Les nouvelles du concile prennent un caractère de plus en plus sérieux. On veut que se réalise le mot du cardinal Antonelli: « Le concile, à proprement parler, ne commencera qu’à Pâques » La session, où les premiers canons seront formulés, n’aura lieu en effet que le dimanche de Quasimodo. Immédiatement après, si les espérances données par les présidents se réalisent, on prendra le schéma De Summo Pontifice. La majorité commence à s’irriter de tous les égards que l’on a pour une minorité très habile, et qui compte surtout par le bruit qu’elle fait et la peur qu’elle voudrait faire, et le mot de trahison a circulé sur plusieurs lèvres épiscopales. Des évêques ne craignent pas de demander en très haut lieu combien de temps on aura deux Papes, celui du Vatican et celui de la villa Grazioli.

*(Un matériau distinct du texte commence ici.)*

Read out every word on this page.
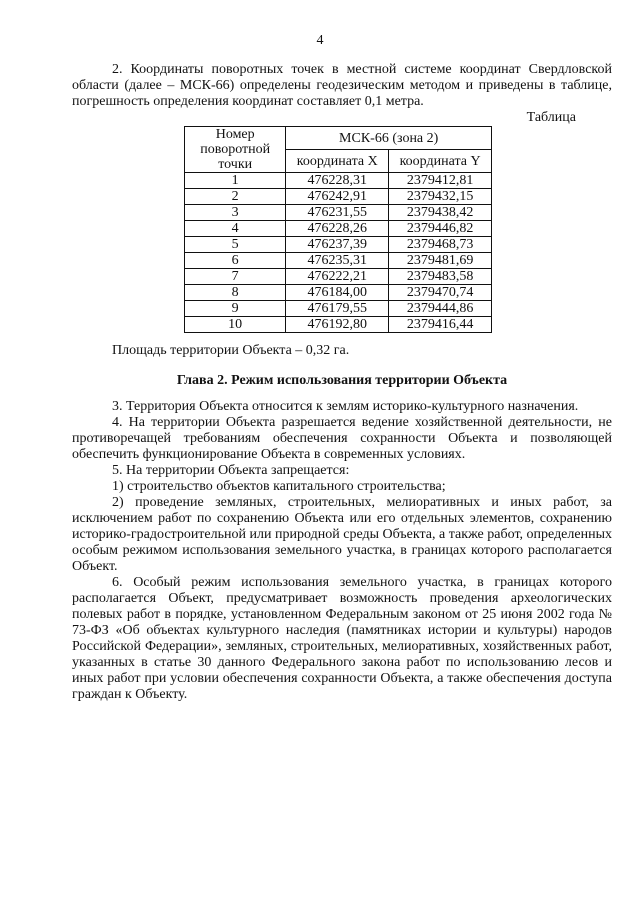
4

2. Координаты поворотных точек в местной системе координат Свердловской области (далее – МСК-66) определены геодезическим методом и приведены в таблице, погрешность определения координат составляет 0,1 метра.

Таблица
Номер поворотной точки	МСК-66 (зона 2)	
	координата X	координата Y
1	476228,31	2379412,81
2	476242,91	2379432,15
3	476231,55	2379438,42
4	476228,26	2379446,82
5	476237,39	2379468,73
6	476235,31	2379481,69
7	476222,21	2379483,58
8	476184,00	2379470,74
9	476179,55	2379444,86
10	476192,80	2379416,44

Площадь территории Объекта – 0,32 га.

Глава 2. Режим использования территории Объекта

3. Территория Объекта относится к землям историко-культурного назначения.

4. На территории Объекта разрешается ведение хозяйственной деятельности, не противоречащей требованиям обеспечения сохранности Объекта и позволяющей обеспечить функционирование Объекта в современных условиях.

5. На территории Объекта запрещается:

1) строительство объектов капитального строительства;

2) проведение земляных, строительных, мелиоративных и иных работ, за исключением работ по сохранению Объекта или его отдельных элементов, сохранению историко-градостроительной или природной среды Объекта, а также работ, определенных особым режимом использования земельного участка, в границах которого располагается Объект.

6. Особый режим использования земельного участка, в границах которого располагается Объект, предусматривает возможность проведения археологических полевых работ в порядке, установленном Федеральным законом от 25 июня 2002 года № 73-ФЗ «Об объектах культурного наследия (памятниках истории и культуры) народов Российской Федерации», земляных, строительных, мелиоративных, хозяйственных работ, указанных в статье 30 данного Федерального закона работ по использованию лесов и иных работ при условии обеспечения сохранности Объекта, а также обеспечения доступа граждан к Объекту.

Toutefois, en ce moment, rendons justice à Monseigneur d’Orléans; ce n’est pas chez lui qu’ont lieu les réunions, mais bien chez l’archevêque de Paris. Hier soir, Mercredi Saint, on affirme que cent évêques s’y trouvaient pour aviser aux moyens d’empêcher qu’on ne présentât le schéma sur l’infaillibilité. Ces réunions sont fréquentes, et c’est à la suite de je ne sais quelle décision prise par les prélats gallicans que Monseigneur de Poitiers a été complètement dupe d’une manoeuvre, qui, malgré tout le monde, tournera, je l’espère, au triomphe définitif de la papauté. Voici le fait.

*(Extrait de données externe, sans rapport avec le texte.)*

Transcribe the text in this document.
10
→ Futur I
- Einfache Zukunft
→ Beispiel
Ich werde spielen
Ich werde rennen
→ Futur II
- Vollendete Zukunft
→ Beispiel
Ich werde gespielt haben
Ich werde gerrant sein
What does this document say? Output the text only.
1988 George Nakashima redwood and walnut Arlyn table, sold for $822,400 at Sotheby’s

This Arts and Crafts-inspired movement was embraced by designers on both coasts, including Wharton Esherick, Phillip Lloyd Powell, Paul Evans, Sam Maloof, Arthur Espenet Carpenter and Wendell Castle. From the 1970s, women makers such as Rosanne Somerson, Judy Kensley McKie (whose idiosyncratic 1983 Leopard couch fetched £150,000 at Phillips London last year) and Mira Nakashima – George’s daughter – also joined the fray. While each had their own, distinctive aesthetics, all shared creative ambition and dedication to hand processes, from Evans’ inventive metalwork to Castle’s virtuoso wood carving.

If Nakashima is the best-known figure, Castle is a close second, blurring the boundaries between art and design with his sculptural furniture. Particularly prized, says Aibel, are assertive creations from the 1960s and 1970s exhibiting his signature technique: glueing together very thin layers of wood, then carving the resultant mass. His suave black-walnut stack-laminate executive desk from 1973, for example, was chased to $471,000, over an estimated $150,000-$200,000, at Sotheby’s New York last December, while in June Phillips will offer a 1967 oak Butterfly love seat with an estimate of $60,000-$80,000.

Bien que Mgr Maret affirme, dans son fameux Mémoire, que si le Pape est avec la minorité et s’y obstine, il peut être déposé par la majorité, Messieurs les gallicans soutiennent aujourd’hui qu’il faut l’unanimité morale pour promulguer un canon dogmatique, prétention absurde et contredite par presque tous les conciles généraux, sinon par tous. Or, quelques-uns des présidents du concile se sont laissés bercer de l’espoir bien trompeur que cette unanimité, ils l’obtiendraient par le premier vote général. Pour les entretenir dans cette illusion. Monseigneur de Paris députa vers Monseigneur de Poitiers M. l’abbé de Falloux, pour dire que si le rapport était fait dans des termes très adoucis, on pourrait espérer de l’opposition cette unanimité morale. Monseigneur de Poitiers, malgré son grand talent, peut-être à cause d’un désir excessif de popularité, se laissa aller à des mitigations telles que j’ai vu des évêques de diverses nations plus qu’affligés d’un tel amoindrissement. Pourtant une minorité de 83 sur 598 votants se prononça contre lui. Et dire qu’au moment où il allait prendre la parole, Monseigneur de Paris se serait approché de lui pour renouveler ses promesses! Mais ses dilutions n’avaient pas atteint un degré assez atténué. Malgré les promesses, le soufflet était bel et bien donné. Etait-il mérité?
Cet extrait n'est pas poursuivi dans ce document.